An unexpected release of inert fire suppression gas during routine maintenance at one of Microsoft’s European data centers set off a series of unfortunate events, causing a seven-hour outage.
On its Azure report page, Microsoft explained that after the gas was released, it caused the Air Handler Units to automatically cease operations, which in turn led to the ambient temperature rising - which then caused some systems to automatically shutdown.
The outage meant that some North European Azure customers had issues connecting to, or managing, their cloud resources between 13:27 and 20:15 UTC on 29 September.
Letting the gas out
“During a routine periodic fire suppression system maintenance, an unexpected release of inert fire suppression agent occurred. When suppression was triggered, it initiated the automatic shutdown of Air Handler Units (AHU) as designed for containment and safety. While conditions in the data center were being reaffirmed and AHUs were being restarted, the ambient temperature in isolated areas of the impacted suppression zone rose above normal operational parameters,” the company reported.
“Some systems in the impacted zone performed auto shutdowns or reboots triggered by internal thermal health monitoring to prevent overheating of those systems. The triggering of inert fire suppression was immediately known, and in the following 35 minutes, all AHUs were recovered and ambient temperatures had returned to normal operational levels.”

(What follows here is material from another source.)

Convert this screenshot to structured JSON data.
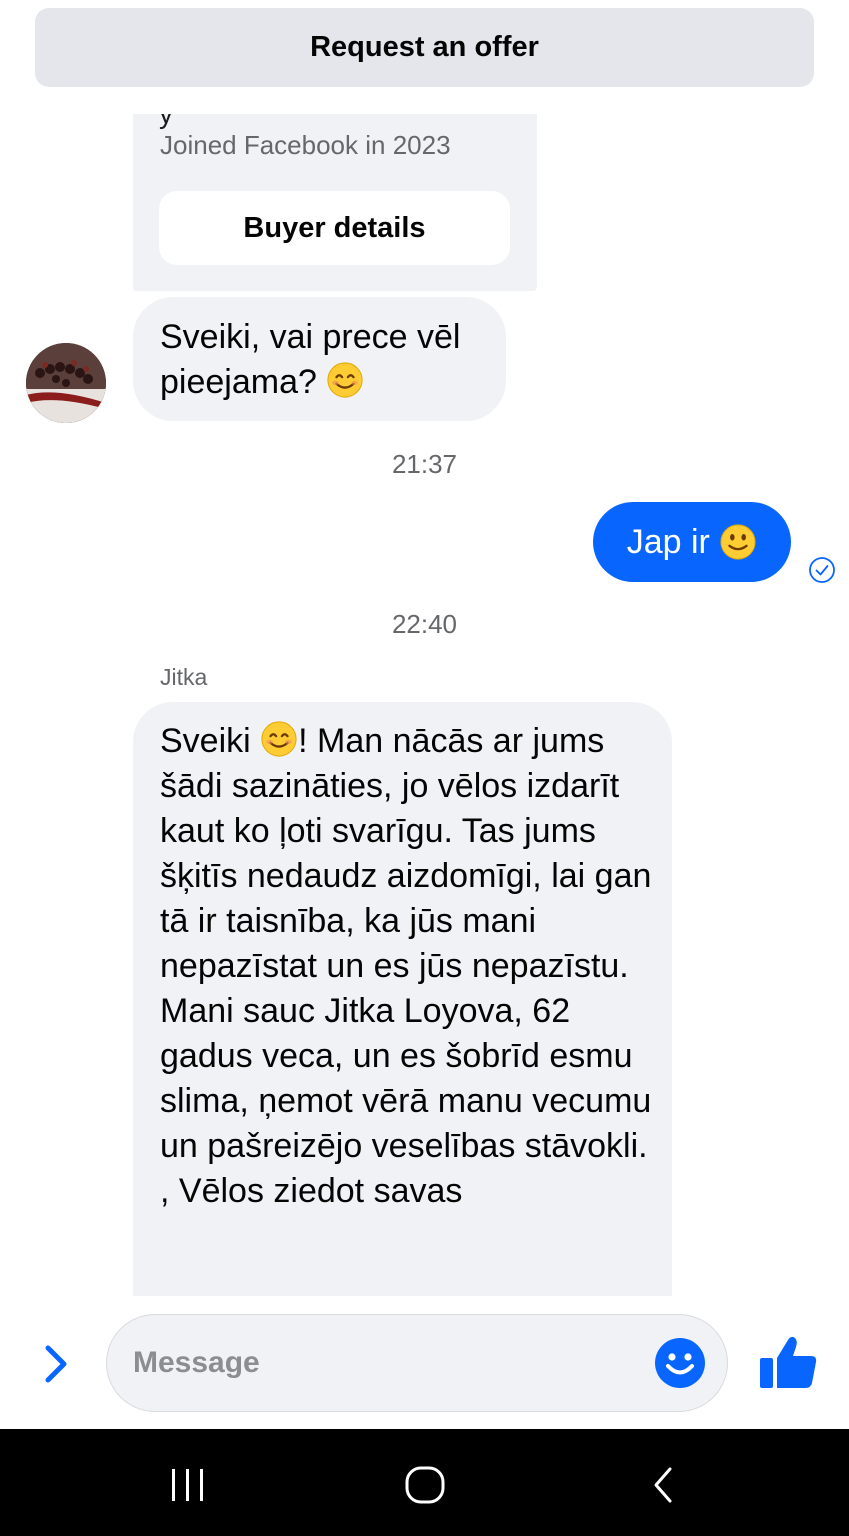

Microsoft continued: “Due to the nature of the above event and variance in thermal conditions in isolated areas of the impacted suppression zone, some servers and storage resources did not shutdown in a controlled manner. As a result, additional time was required to troubleshoot and recover the impacted resources.”
The company apologized to those affected and said it was taking steps to ensure similar incidents did not happen again, including undertaking suppression system maintenance analysis to find out why the gas was released in the first place.
This is not the first time fire suppression systems have caused issues in a data center: last year, the noise and vibration of gas being released damaged hard drives at an ING facility [pro tip: baffle your nozzles], bringing it offline for 10 hours.
A similar outage appears to have happened in Glasgow, with a “powerful blast” of gas damaging IT systems.
DCD has contacted Microsoft for further details and will update this story accordingly.